L’annonce, début 2026, d’un accord de libre-échange « historique » entre l’Inde et l’Union européenne marque l’aboutissement de près de vingt ans de négociations. Derrière les formules diplomatiques, un élément concentre l’attention : l’effondrement programmé des droits de douane entre les deux partenaires.
Pour New Delhi, il s’agit de sécuriser un accès privilégié au plus grand marché unique du monde tout en soutenant sa montée en gamme industrielle. Pour Bruxelles, l’accord répond à une double logique : offrir des débouchés à ses producteurs et réduire sa dépendance vis-à-vis de la Chine et des États-Unis.
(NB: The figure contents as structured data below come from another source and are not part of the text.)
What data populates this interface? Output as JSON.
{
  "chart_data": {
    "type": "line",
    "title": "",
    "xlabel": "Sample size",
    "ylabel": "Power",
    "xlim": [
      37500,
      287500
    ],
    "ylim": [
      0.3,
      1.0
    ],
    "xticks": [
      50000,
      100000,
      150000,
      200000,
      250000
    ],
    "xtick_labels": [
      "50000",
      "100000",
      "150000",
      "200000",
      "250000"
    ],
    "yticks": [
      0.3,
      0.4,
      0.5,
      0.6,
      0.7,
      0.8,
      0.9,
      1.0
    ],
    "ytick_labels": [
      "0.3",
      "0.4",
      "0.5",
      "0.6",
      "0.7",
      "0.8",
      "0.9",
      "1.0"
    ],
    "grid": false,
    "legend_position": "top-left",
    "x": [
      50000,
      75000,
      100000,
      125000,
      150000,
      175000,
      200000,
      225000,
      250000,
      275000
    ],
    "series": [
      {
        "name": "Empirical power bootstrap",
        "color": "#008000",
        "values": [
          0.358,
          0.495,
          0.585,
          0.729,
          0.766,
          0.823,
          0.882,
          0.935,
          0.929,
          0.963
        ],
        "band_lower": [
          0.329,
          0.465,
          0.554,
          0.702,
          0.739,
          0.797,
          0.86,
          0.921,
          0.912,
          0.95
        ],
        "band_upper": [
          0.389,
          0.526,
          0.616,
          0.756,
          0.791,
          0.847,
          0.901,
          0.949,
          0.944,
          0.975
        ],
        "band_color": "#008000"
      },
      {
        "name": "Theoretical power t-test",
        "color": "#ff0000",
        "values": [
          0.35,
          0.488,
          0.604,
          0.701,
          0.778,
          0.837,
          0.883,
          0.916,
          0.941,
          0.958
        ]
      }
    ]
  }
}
À la croisée des dynamiques économiques et géopolitiques, la chute des droits de douane entre l’Inde et l’UE doit donc être analysée à plusieurs niveaux. Tout d’abord comme un choc structurel pour les économies concernées, puis comme un révélateur de la recomposition des rapports de force à l’échelle mondiale.
I. Un accord commercial aux effets économiques différenciés
Avant tout, il convient de rappeler la place respective des deux blocs : l’Union européenne est déjà le premier partenaire commercial de l’Inde pour les biens et services combinés. Cependant, elle ne représente encore qu’une faible part des exportations européennes, loin derrière les États-Unis, la Chine ou le Royaume-Uni.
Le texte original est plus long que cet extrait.